As required by law, you have also been scheduled for a statutory interim hearing during March, 1995.
Friedland appealed the Commission's action. On July 27, 1993, the Commission issued a Notice of Action on Appeal in which it affirmed the previous decision by stating that:
All relevant factors have been considered and no new or significant information is presented which would justify a more lenient decision.
F. Friedland's Subsequent Efforts
After the parole hearing Friedland went back to the United States Attorney's Office for the Eastern District of New York to solicit their assistance in reducing his sentence, and on July 18, 1994, Friedland met with Eastern District AUSAs Notopoulos and Valerie Caproni. At that meeting Friedland's attorneys were advised that: (a) they should be discussing the matter with the United States Attorney for the District of New Jersey, (b) the Eastern District of New York had no jurisdiction to file a motion for reduction in New Jersey, (c) they would not change the substance of Notopoulos's March 7, 1993 letter, but (d) they would, if requested, make available to New Jersey authorities the complete details (names of those arrested and convicted, sentences imposed and quantities of drugs seized) of all prosecutions that flowed from Friedland's assistance. However, the United States Attorney's Office in New Jersey indicated that it had no desire to even discuss the matter.

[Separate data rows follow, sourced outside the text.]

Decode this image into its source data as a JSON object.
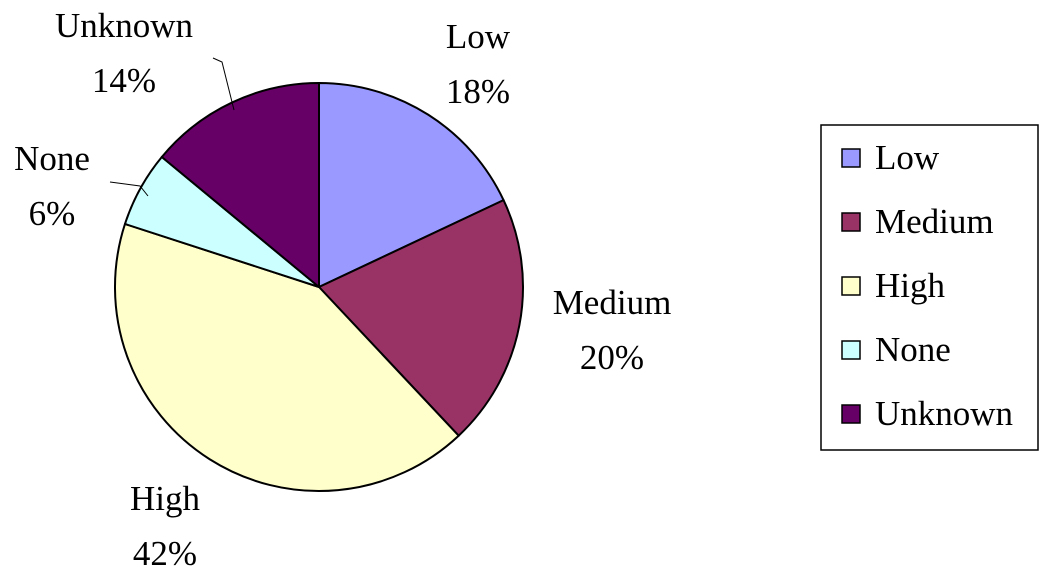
{
  "chart_data": {
    "type": "pie",
    "categories": [
      "Low",
      "Medium",
      "High",
      "None",
      "Unknown"
    ],
    "values": [
      18,
      20,
      42,
      6,
      14
    ],
    "value_labels": [
      "18%",
      "20%",
      "42%",
      "6%",
      "14%"
    ],
    "colors": [
      "#9999ff",
      "#993366",
      "#ffffcc",
      "#ccffff",
      "#660066"
    ],
    "start_angle_deg": 0,
    "direction": "clockwise",
    "legend": {
      "placement": "right",
      "entries": [
        "Low",
        "Medium",
        "High",
        "None",
        "Unknown"
      ]
    }
  }
}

The Sentencing Act of 1987 states that Rule 35(b) as it existed prior to November 1, 1987, ("old Rule 35") applies to all crimes committed before that date. Pub. L. 100- 182, § 22, 101 Stat. 1271. However, courts have held that Rule 35 as it exists today ("new Rule 35") is also applicable to offenses committed prior to November 1, 1987. United States v. Hernandez, 34 F.3d 998, 999 n.1 (11th Cir. 1994); United States v. Weaver, 884 F.2d 549, 550 (7th Cir. 1989).